Wednesday, August 25, 2010

Alright, I won't ignore Paul Ryan...

Your stats were good... and got me thinking. Perhaps what I should have said was that the Senate produces more Presidential candidates than either the Army or the House... especially in the last 125 years. The list of Senatorial candidates for the White House is long, indeed, and if you can't win a primary race in this country... you can't win the White House.

Since 1980, the last 8 Presidential election cycles have seen five different Senators in the races: Obama, McCain, Kerry, Dole and Dukakis, with another seven sitting in as VP on the tickets... Biden, Edwards, Lieberman, Gore, Kemp, Benson and Ferraro. That's just the last 30 years, people... with twelve out of a possible 16 names (I'm not counting incumbents) all holding active Senate seats at the time of the election. THAT is the statistics I was referring to when I said the Senate is the road to the White House, but what I should have said was that the Senate was the road to the road to the White House.

I'm not going to nit-pick words with you in regards to "moderate" or "average" or "independent" voters.

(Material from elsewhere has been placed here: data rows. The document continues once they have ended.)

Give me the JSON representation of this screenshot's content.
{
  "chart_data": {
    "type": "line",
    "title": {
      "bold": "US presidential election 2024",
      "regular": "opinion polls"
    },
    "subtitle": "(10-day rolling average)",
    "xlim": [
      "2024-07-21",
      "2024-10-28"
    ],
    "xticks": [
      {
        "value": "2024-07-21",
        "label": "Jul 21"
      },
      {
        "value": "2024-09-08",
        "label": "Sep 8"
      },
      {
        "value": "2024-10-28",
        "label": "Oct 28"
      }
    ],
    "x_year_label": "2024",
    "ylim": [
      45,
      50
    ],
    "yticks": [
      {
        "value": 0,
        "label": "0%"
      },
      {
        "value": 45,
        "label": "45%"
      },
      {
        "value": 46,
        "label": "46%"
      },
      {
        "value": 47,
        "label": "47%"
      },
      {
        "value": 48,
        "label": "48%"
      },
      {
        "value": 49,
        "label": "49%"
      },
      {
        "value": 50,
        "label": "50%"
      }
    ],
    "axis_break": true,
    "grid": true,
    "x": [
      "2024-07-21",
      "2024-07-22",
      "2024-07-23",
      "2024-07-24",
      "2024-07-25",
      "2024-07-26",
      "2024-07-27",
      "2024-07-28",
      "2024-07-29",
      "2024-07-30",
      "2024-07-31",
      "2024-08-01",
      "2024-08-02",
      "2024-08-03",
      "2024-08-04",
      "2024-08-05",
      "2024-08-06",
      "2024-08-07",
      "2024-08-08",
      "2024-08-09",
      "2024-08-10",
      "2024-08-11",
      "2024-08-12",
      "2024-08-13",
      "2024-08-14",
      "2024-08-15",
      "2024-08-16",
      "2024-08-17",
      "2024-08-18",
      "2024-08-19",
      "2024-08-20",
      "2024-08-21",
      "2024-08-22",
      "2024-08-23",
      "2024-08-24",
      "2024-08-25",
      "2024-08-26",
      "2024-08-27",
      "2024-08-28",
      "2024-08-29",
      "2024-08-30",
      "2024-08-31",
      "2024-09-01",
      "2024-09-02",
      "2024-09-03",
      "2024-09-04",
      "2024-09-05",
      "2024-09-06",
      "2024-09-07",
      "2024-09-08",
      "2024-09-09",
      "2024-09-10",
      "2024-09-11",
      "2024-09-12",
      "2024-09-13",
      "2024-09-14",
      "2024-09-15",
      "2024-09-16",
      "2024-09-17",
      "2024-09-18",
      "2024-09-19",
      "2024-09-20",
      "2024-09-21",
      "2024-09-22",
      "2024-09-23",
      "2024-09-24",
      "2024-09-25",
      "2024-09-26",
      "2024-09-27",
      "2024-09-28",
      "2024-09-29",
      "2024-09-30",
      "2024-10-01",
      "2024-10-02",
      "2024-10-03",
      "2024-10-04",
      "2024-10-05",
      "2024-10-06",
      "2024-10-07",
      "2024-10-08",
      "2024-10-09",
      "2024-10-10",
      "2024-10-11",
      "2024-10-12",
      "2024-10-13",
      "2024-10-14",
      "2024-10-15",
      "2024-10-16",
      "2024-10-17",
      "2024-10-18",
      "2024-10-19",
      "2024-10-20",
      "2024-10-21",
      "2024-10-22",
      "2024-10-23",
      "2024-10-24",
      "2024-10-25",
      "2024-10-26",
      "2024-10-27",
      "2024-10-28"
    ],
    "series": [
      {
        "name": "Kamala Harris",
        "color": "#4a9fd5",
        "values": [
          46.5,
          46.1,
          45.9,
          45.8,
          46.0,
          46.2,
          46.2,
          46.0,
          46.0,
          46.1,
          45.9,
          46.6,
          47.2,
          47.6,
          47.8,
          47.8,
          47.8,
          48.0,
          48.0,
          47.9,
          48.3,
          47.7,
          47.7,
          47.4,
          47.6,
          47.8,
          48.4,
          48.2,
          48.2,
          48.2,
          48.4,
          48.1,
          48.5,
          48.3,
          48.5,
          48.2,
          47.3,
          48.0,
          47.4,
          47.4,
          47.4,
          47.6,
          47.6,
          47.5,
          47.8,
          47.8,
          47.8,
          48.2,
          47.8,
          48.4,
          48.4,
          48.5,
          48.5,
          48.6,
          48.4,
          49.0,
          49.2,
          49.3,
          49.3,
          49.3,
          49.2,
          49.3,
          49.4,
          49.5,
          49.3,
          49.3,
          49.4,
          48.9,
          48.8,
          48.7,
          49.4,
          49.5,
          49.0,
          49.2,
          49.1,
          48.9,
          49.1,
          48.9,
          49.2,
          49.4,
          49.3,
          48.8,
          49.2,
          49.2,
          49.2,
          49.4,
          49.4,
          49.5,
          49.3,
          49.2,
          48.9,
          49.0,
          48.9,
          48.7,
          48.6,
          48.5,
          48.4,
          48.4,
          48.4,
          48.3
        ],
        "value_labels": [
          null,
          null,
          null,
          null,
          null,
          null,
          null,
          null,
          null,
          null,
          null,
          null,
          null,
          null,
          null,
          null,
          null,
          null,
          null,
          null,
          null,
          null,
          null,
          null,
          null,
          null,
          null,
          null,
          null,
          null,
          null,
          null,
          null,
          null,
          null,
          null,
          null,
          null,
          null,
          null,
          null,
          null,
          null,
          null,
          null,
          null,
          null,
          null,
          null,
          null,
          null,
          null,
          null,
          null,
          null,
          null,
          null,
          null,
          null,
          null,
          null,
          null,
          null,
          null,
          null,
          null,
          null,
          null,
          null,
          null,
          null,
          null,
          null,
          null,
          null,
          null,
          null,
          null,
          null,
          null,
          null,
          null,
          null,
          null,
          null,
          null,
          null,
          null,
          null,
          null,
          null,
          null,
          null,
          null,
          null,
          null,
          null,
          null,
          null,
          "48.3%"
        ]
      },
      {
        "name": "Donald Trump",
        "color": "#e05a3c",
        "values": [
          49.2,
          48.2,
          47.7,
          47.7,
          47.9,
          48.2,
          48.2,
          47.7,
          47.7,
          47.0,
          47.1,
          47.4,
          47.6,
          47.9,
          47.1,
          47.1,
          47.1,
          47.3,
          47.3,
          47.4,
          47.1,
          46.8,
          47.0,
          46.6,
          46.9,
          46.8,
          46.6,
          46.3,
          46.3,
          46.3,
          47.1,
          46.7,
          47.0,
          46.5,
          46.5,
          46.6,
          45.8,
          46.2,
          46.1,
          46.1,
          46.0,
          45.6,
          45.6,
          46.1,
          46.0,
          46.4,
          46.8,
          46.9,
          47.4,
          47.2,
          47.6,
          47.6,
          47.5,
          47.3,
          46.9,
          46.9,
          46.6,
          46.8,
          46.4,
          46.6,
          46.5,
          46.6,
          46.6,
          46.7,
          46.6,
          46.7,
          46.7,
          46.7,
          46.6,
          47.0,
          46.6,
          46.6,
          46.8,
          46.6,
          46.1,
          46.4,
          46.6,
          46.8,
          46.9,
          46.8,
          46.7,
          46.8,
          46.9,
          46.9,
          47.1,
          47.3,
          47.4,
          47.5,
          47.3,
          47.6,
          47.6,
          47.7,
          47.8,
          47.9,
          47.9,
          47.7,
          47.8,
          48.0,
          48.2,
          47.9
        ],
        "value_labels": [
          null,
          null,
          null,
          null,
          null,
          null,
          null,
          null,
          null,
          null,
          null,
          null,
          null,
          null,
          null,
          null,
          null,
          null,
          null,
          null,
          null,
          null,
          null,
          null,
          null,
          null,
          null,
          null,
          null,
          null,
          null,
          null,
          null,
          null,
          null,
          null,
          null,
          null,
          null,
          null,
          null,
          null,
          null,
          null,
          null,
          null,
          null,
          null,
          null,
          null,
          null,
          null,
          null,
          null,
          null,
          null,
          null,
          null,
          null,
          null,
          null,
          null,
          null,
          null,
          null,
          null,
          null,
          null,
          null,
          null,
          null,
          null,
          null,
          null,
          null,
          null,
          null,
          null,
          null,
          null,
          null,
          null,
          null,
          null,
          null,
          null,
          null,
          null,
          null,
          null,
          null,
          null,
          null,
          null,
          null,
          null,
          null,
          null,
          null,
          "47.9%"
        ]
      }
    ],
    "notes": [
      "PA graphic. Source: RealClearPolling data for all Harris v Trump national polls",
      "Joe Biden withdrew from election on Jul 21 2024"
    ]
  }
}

Call them what you will, I am convinced that while the majority of Americans do hold traditional conservative values, and base their political views on the same, the vast majority of voters in this nation are not of the same political views as Limbaugh, Hannity or Beck (and I'm only using those names because they are the Big Three). There are issues in today's political arena that people feel close to, and there are others they couldn't care less about... that is simply a reality that never changes in American politics. What is as close to a constant in American politics is always the ECONOMY, though... and if you can't fix that, you're doomed at the polls.

I wouldn't think it would take a genius to show that nothing Obama/Reid/Pelosi has done over the course of the last four years has done ANYTHING to substantially fix the economy... but if someone can't get up and make the case effectively, then the incumbents win again, and we have four more years of progressive/liberal agenda to deal with.